When thinking of Marilyn Monroe, my thoughts immediately go to her appearance in Bruce Conner’s avant-garde piece, Marilyn Times Five (1973). The 14-minute experimental short features a stag video of Monroe in panties as she guides an apple over her otherwise naked body. There’s about one minute of footage in all, but Conner repeats it again and again; over the soundtrack, Conner repetitively plays Monroe’s version of “I’m Through With Love” as sung in Some Like it Hot. The consequence reminds us what a voyeuristic, reprocessed product Monroe had become by her prime—how celebrity transformed this damaged woman into a pinup, and how our culture ignored her evident problems in favor of her pretty face, peroxide-blonde hair, hour-glass figure, and large mammaries.
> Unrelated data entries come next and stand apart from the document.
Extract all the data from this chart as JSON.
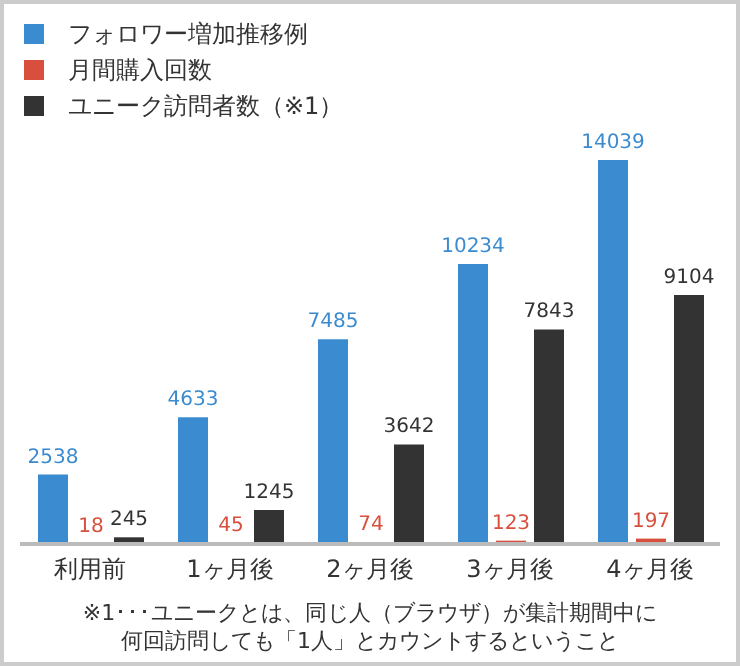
{
  "chart_data": {
    "type": "bar",
    "categories": [
      "利用前",
      "1ヶ月後",
      "2ヶ月後",
      "3ヶ月後",
      "4ヶ月後"
    ],
    "series": [
      {
        "name": "フォロワー増加推移例",
        "color": "#3a8bd0",
        "values": [
          2538,
          4633,
          7485,
          10234,
          14039
        ]
      },
      {
        "name": "月間購入回数",
        "color": "#d94f3d",
        "values": [
          18,
          45,
          74,
          123,
          197
        ]
      },
      {
        "name": "ユニーク訪問者数（※1）",
        "color": "#333333",
        "values": [
          245,
          1245,
          3642,
          7843,
          9104
        ]
      }
    ],
    "data_labels": true,
    "legend": "top left",
    "relative": false,
    "annotations": [
      "※1･･･ユニークとは、同じ人（ブラウザ）が集計期間中に",
      "何回訪問しても「1人」とカウントするということ"
    ]
  }
}
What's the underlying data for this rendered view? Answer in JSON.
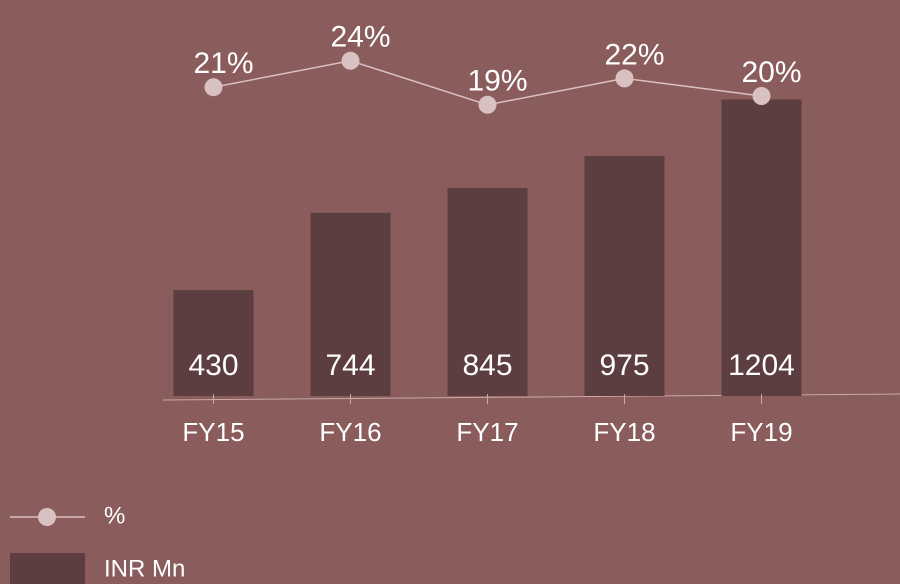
{
  "chart_data": {
    "type": "bar",
    "categories": [
      "FY15",
      "FY16",
      "FY17",
      "FY18",
      "FY19"
    ],
    "series": [
      {
        "name": "%",
        "type": "line",
        "axis": "y2",
        "color": "#d9c1c2",
        "values": [
          21,
          24,
          19,
          22,
          20
        ],
        "value_labels": [
          "21%",
          "24%",
          "19%",
          "22%",
          "20%"
        ]
      },
      {
        "name": "INR Mn",
        "type": "bar",
        "color": "#5c3e40",
        "values": [
          430,
          744,
          845,
          975,
          1204
        ]
      }
    ],
    "ylim": [
      0,
      1600
    ],
    "y2lim": [
      0,
      30
    ],
    "grid": false,
    "legend": "bottom-left"
  }
}
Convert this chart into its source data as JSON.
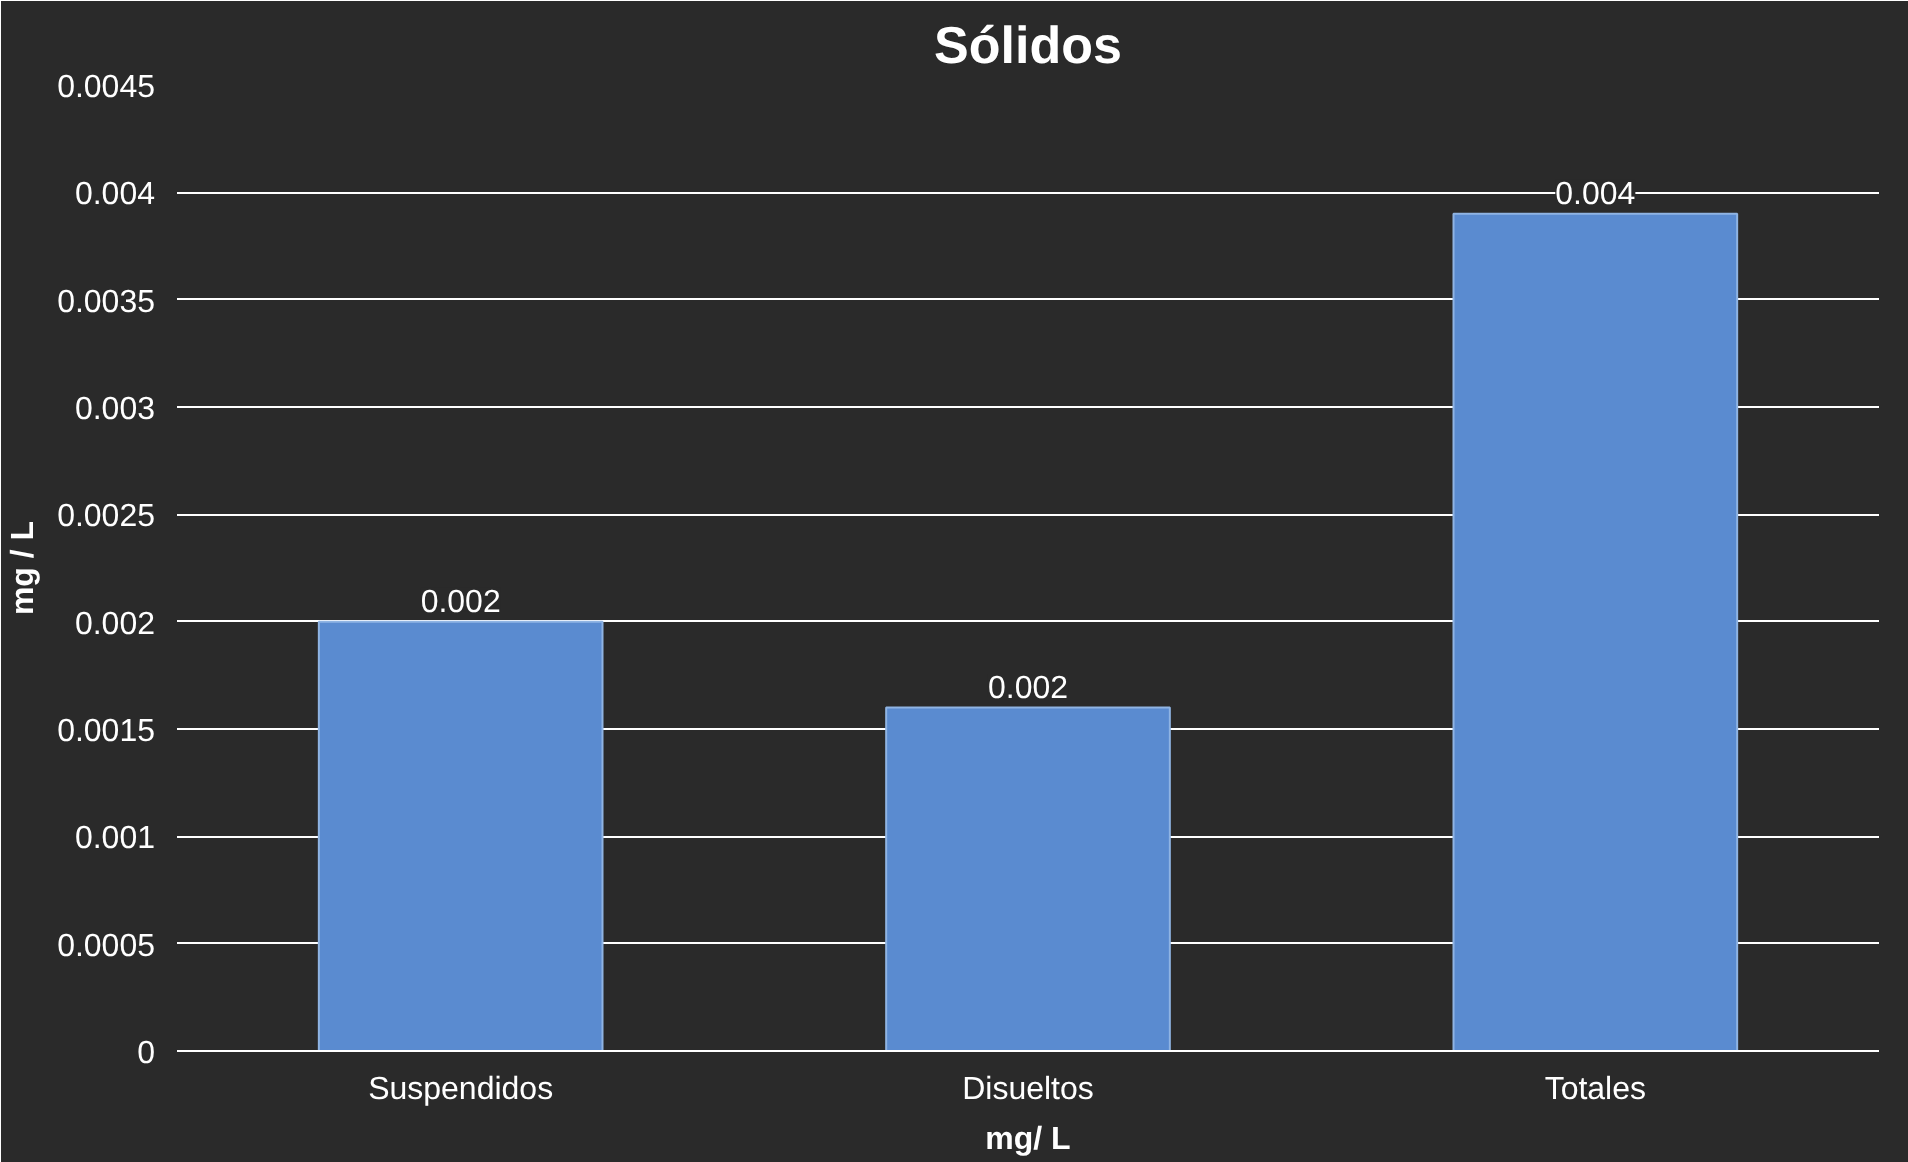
{
  "chart_data": {
    "type": "bar",
    "title": "Sólidos",
    "xlabel": "mg/ L",
    "ylabel": "mg / L",
    "categories": [
      "Suspendidos",
      "Disueltos",
      "Totales"
    ],
    "values": [
      0.002,
      0.0016,
      0.0039
    ],
    "value_labels": [
      "0.002",
      "0.002",
      "0.004"
    ],
    "color": "#5a8bd0",
    "ylim": [
      0,
      0.0045
    ],
    "yticks": [
      {
        "value": 0,
        "label": "0"
      },
      0.0005,
      0.001,
      0.0015,
      0.002,
      0.0025,
      0.003,
      0.0035,
      0.004,
      0.0045
    ],
    "grid": "y"
  }
}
Of course, there’s no doubt that the woman behind the Marilyn Monroe screen persona was a much more complicated and guarded figure, but so little of what makes her tick is explored within Adrian Hodges’ script.

Williams makes the most of her underwritten role by giving a performance that proves to be the film’s raison d’être. She may not be a dead ringer for Monroe, but Williams has Monroe’s mannerisms down perfectly, especially during her dance routines. There’s much Oscar talk about Williams and the film itself, thanks to The Weinstein Company’s usual end-of-year Oscar push. Harvey Weinstein will sell this thing until audiences are convinced it’s the best picture of the year, while its sloppy assembly, clumsy editing, and uninspired staging will go unnoticed because it’s almost impossible to take your eyes off Williams when she’s onscreen. The performance is rich, nuanced, and complicated in a way, even if the story itself is not. She’s helped along through the dull proceedings by her costars. Branagh creates an incredible impersonation of Olivier, while Cooper, Judi Dench, Toby Jones, and Julia Ormond keep the supporting roles interesting.

The film recognizes that Monroe has less refined skill (like Olivier’s) than instinctual presence. Whereas Olivier labored over his talents, Monroe’s ability came naturally, her command of the screen undeniable. The film calls her “the greatest actress the world has ever known,” but doesn’t question that claim by suggesting her popularity and commoditization were its origins. Her sexual objectification isn’t a problem here, and that’s a problem. Alas, the film would rather fawn over her and remember her fondly from Clark’s perspective—that of a smitten young man. Fair enough, but it doesn’t make for very compelling or challenging material. When My Week with Marilyn was over, I had no new insights or better understanding of Marilyn Monroe. What exactly was at the root of the relationship between Monroe and her acting coach? If tortured by show business, why does Monroe choose to remain in the spotlight? She loves it, of course, but why? Hints into her dual life remain mere allusions and the audience is left wanting more, no matter how good Williams may be.